Танк, услыхав это, так и подскочил:
— Точно! Степаныч, айда с нами, мы там всю Москву на уши поставим!..
— Ну, вот этого как раз не надо, но втроем будет надежнее, это точно, — я усмехнулся. — Так что думай.
— А что? — вдруг отважился Степаныч. — Если получится пробить поездку на троих, я не откажусь.
— Ну и отлично! Тогда вы пока отдыхайте, балдейте, а я к шефу.
И я быстро собрался и направился пешком. Идти было совсем недалеко, да и по правде сказать, похмелье еще сказывалось, потому я решил пройтись. На свежем воздухе последствия вчерашней веселухи с неизвестным окончанием еще давали о себе знать, но я старался идти быстрым шагом, дышать глубже, и последствия быстро выветрились. К Дому профсоюзов я подходил уже вполне в форме.

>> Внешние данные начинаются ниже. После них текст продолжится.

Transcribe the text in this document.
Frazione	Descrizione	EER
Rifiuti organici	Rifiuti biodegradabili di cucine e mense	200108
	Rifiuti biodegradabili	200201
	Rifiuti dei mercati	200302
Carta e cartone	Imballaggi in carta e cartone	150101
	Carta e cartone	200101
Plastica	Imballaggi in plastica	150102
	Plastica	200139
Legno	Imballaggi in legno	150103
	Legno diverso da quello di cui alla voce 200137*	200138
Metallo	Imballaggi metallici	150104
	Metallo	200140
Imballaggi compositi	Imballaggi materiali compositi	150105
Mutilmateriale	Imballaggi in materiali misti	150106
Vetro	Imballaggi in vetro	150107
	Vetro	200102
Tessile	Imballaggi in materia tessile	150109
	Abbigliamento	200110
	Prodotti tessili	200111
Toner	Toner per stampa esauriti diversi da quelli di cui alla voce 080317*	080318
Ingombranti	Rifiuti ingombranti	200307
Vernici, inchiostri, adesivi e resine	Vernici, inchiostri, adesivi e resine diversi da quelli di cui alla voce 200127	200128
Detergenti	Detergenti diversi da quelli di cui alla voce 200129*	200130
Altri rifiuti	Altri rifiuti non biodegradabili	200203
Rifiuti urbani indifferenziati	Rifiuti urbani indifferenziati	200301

Секретарь Инна встретила меня прямо как старого приятеля, сияющими взглядом и улыбкой:
— Здравствуйте! Вадим Антонович ждет вас!..
— Спасибо, — я шагнул в кабинет.
Шеф сидел за столом, дымил сигарой, сосредоточенно изучал какие-то бумаги, судя по всему, накладные, счет-фактуры и подобную требуху.

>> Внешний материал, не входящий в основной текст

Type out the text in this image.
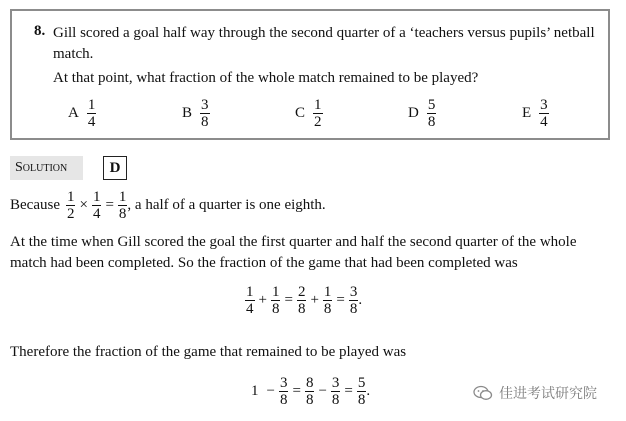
8. Gill scored a goal half way through the second quarter of a ‘teachers versus pupils’ netball match.
At that point, what fraction of the whole match remained to be played?
A $\frac{1}{4}$	B $\frac{3}{8}$	C $\frac{1}{2}$	D $\frac{5}{8}$	E $\frac{3}{4}$
Solution	D
Because $\frac{1}{2} \times \frac{1}{4} = \frac{1}{8}$ , a half of a quarter is one eighth.
At the time when Gill scored the goal the first quarter and half the second quarter of the whole match had been completed. So the fraction of the game that had been completed was
$\frac{1}{4} + \frac{1}{8} = \frac{2}{8} + \frac{1}{8} = \frac{3}{8}$ .
Therefore the fraction of the game that remained to be played was
$1 - \frac{3}{8} = \frac{8}{8} - \frac{3}{8} = \frac{5}{8}$ .	佳进考试研究院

— Проходи, — не глядя на меня, сказал он. — Подожди минут пять.
Он вновь насупленно погрузился в бумаги, я скромно присел поодаль.

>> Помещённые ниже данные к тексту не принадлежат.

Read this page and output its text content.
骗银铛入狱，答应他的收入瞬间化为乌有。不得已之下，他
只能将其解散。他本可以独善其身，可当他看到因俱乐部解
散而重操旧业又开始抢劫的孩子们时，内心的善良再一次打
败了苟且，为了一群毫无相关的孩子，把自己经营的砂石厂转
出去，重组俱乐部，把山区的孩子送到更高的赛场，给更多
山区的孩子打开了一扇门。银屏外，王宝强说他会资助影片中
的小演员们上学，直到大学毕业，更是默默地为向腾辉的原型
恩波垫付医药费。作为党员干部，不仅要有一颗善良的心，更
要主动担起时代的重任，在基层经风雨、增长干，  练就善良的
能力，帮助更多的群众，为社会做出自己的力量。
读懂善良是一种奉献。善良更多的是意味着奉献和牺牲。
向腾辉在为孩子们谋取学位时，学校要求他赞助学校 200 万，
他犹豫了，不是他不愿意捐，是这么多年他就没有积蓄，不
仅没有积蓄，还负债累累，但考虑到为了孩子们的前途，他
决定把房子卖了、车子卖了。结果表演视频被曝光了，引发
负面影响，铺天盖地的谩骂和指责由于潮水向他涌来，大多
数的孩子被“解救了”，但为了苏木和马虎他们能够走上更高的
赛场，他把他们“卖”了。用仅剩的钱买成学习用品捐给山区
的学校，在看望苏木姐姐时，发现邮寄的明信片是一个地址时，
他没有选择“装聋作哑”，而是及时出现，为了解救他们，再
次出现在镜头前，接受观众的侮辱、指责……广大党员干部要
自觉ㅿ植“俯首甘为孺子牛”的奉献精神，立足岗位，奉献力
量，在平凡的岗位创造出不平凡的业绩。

— Лечение не нужно после вчерашнего? — внезапно спросил он.
— Нет, — я улыбнулся. — Уже вылечился. Хотя было непросто.
— Ладно, — он чуть дернул углом рта. — Расслабиться тоже нужно… Ну, вот и все! — он сунул бумаги в стол. — Значит, не будешь?
— Нет.
— А я буду. Самую малость. А может, и чуть поболее… — он скуповато улыбнулся и достал из сейфа бокал и початую бутылку виски. На сей раз — «Джим Бим». — Как раз под разговор.
— Тема серьезная, — согласился я.
Он с удовольствием замахнул грамм пятьдесят и серьезный разговор начался.
— Ну что, Боец? — сказал босс. — Я понял так, что мимо тебя не прошли странности последних дней? Что хотел обсудить?
Я был уверен, что он прекрасно понимает, о чем речь, но в силу устоявшейся тактики общения предпочтет загадки-угадайки, игру в экзамен. Не скажу, что мне это сильно нравилось, но успел привыкнуть.
И беседу начал в нужном русле:
— Я своим глазам верю. И я видел, как Варианта с этим… как его… Аркадием! Да. Так вот, я же видел, как этих двух персонажей принял ОМОН. А потом узнаю, что они бесследно растворяются в пространстве. И как это объяснить⁈
Шеф отреагировал в своем духе:
— А ты сам как это объясняешь? — вопросом на вопрос.
— Никак, — отрезал я. — Только от вас жду объяснения.
— Не верю, — ухмыльнулся он и налил себе еще.